Milan's major public archives and design institutions are confronting a problem that has quietly compounded for years: thousands of duplicate, low-resolution and legally ambiguous images sitting inside databases that underpin everything from tourism campaigns to academic research. The immediate question is not whether to replace them — that decision has largely been made — but how, at what cost, and who controls the process.
The pressure to act has sharpened considerably in 2026. With the Milan-Cortina Winter Olympics now months away, the Comune di Milano has accelerated a broader push to present a coherent, high-quality digital face to the world. Institutions managing image libraries tied to the Games, including assets used across the Piazza Tre Torri media hub in Porta Nuova, have flagged that duplicate and conflicting image files create real operational risk — the wrong photograph published under the wrong rights licence can cost an institution tens of thousands of euros in penalties.
What the Institutions Are Actually Deciding
The Fondazione Giangiacomo Feltrinelli, based on Viale Pasubio, and the Archivio Civico del Comune di Milano, on Via Messina, are among the institutions now weighing competing software frameworks for automated duplicate detection and bulk image replacement. Both collections run into the hundreds of thousands of catalogued items. Staff at institutions of similar scale elsewhere in Europe have reported that a poorly managed migration — one that strips metadata or collapses variant images that are actually distinct records — can take three to five years to correct.
The core technical decision involves choosing between hash-based deduplication tools, which are fast but blunt, and AI-assisted visual similarity systems, which are more accurate but cost significantly more to licence and run. Estimates circulating among Milan's digital heritage sector put a full AI-assisted audit of a 300,000-image archive at between €180,000 and €350,000, depending on the vendor. That range matters enormously given ongoing budget negotiations between the centre-left city administration under Beppe Sala and a Lombardy regional government that has shown little appetite for what it regards as discretionary cultural spending.
The fashion and design economy adds a particular wrinkle. The Triennale Milano on Viale Alemagna holds extensive photographic documentation of Italian design history, much of it digitised under EU-funded projects in the 2010s. Duplicate images in that collection are not merely a storage nuisance — they can represent competing provenance claims over works whose commercial rights are actively contested by luxury houses. Getting the replacement workflow wrong there is not a technical embarrassment; it is a legal liability.
The Decisions That Cannot Wait
Three choices will define what happens over the next six months. First, institutions need to decide whether to act independently or pool resources through the Polo del '900-style consortium model that has worked for some Piedmontese archives; going it alone is faster but expensive, while a consortium slows procurement by at least a year. Second, the Comune must decide whether the replacement process will be governed by an open metadata standard — Dublin Core or IIIF-compliant formats — or allow each institution to maintain proprietary structures, which will create interoperability headaches when the Olympic media push peaks in late January 2027. Third, and most politically charged, is the question of what happens to images that cannot be matched to a clear replacement: deletion, quarantine, or continued use under a risk-assessed licence.
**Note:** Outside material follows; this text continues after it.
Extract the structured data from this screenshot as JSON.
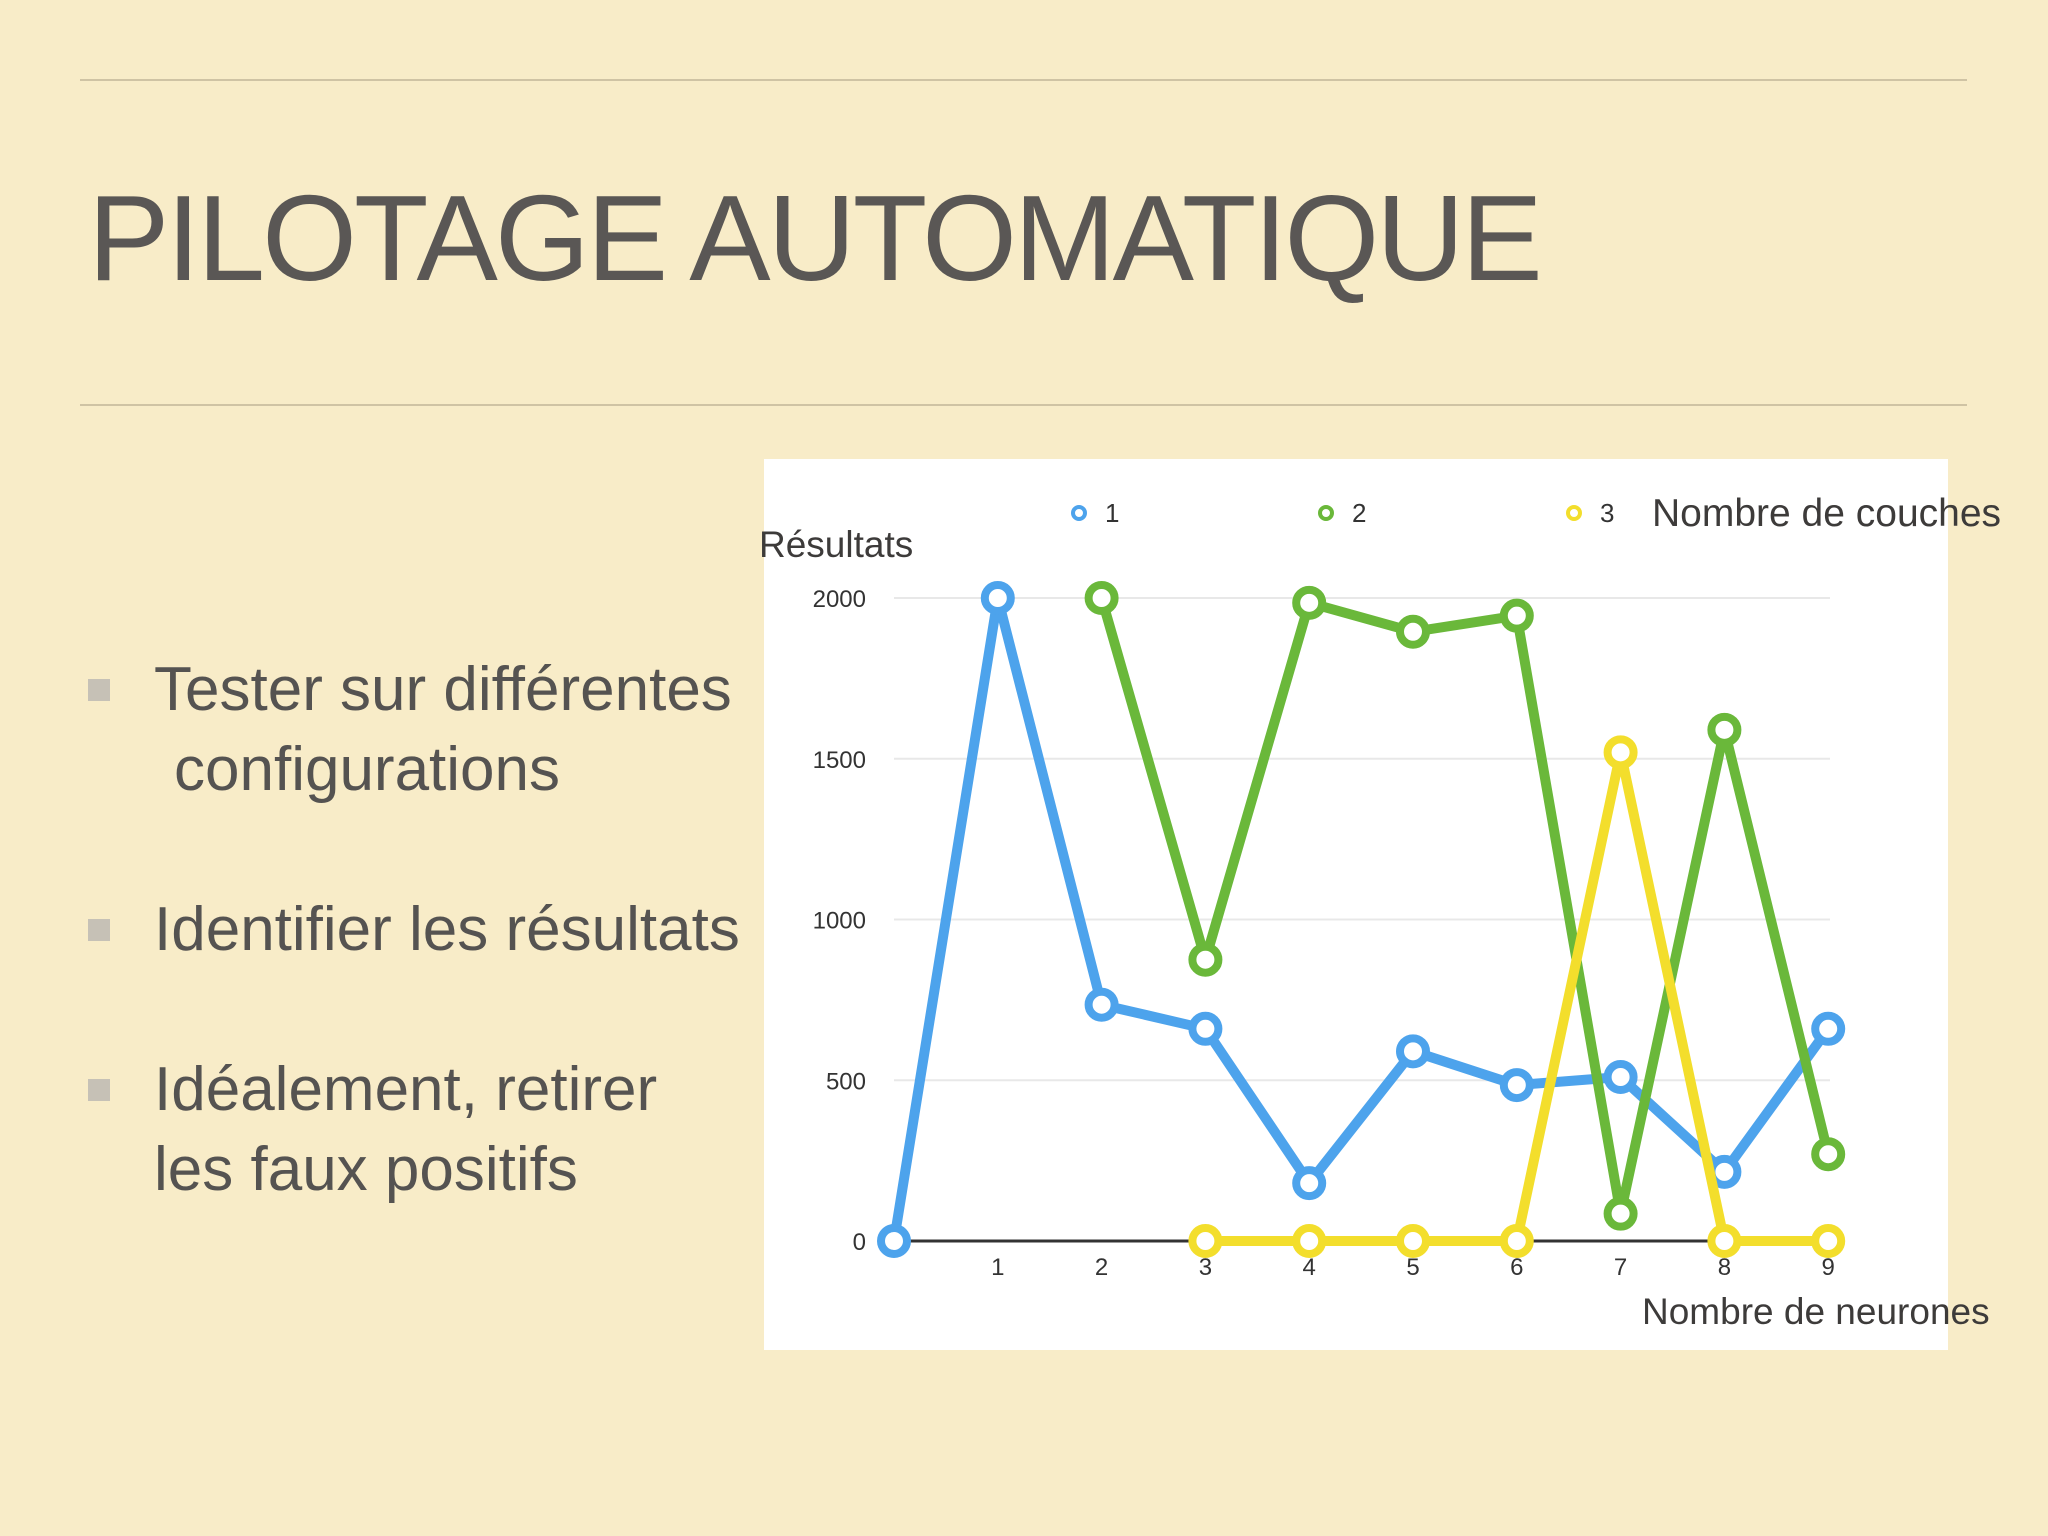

A working group convened under the Milano Digital Week framework, which last met in March 2026, is expected to publish draft recommendations before the end of September. That deadline is tight. Procurement cycles for major software contracts in the public sector typically run four to six months, meaning any institution that does not move by October risks arriving at the Olympic window still running its current patchwork system. The institutions that get this right will have cleaner, legally defensible collections. Those that delay will spend the first quarter of 2027 doing damage control while the world is watching.